The French fell for it and promptly withdrew. His actions were later described as being one of the “finest displays of united courage and coolness to be found in our naval history”.
He was appointed to commander of the Channel Fleet in 1801 and was in such a rush to leave, he left his baggage for collection in Lymington and raced to Torbay to join his ship.
At the time, Napoleon’s plan to invade England involved 167,000 men sailing in 2,400 vessels. But first he had to move his French navy fleet out of Brest to spearhead the invasion.
He confidently stated: “Let us be masters of the Channel for six hours and we are masters of the world.”
But Napoleon had reckoned without Cornwallis’s remarkable perseverance which even in horrendous weather conditions saw him maintain the blockade of Brest until 1806.
Newspapers in England marvelled at Cornwallis’s feat at keeping the French at bay for so long. There were no big battles, just one man’s steely determination that the enemy would not get through.
Cornwallis’s blockade is recognised by historians as equal to Nelson’s victory at Trafalgar in preventing Napoleon’s invasion.
His role in Brest came to an end when William Pitt the Younger died in 1806. The political scene changed and Cornwallis found himself pushed aside. After leaving the navy, he returned to live at Newlands with his great friend John Whitby, his wife and daughter.
Cornwallis was heartbroken when John died at the age of 38.
Historical society chairman Chris Hobby said: “He lived a very quiet life with his beloved parrots he had brought back from his ship.”
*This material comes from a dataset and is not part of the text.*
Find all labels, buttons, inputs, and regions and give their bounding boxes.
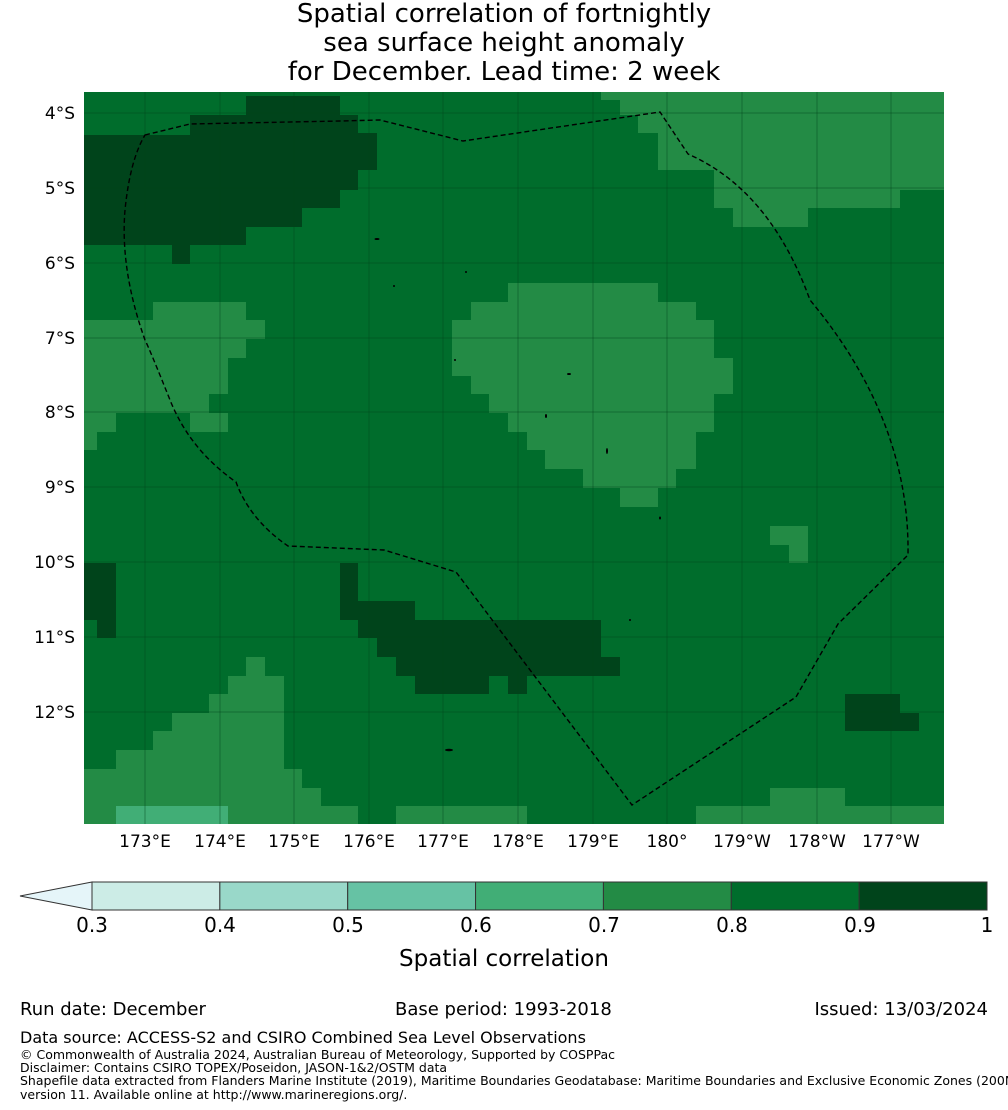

Cornwallis died on 5th July 1819. In his original will he had asked to be buried at sea like a “common sailor” but later instructed that he should be buried alongside his friend John at All Saints.
Many years later John’s daughter erected a grand memorial inside the church paying tribute to Cornwallis and her parents.
Milford bears many memories of the men such as Cornwallis Road and Whitby Road. But there have been calls for more national recognition for the man who helped save England from the French, such as a plaque to his memory at St Paul’s Cathedral where Nelson is buried.
Mr Jolly said: “That would at least be something for a man who did so much for his country.”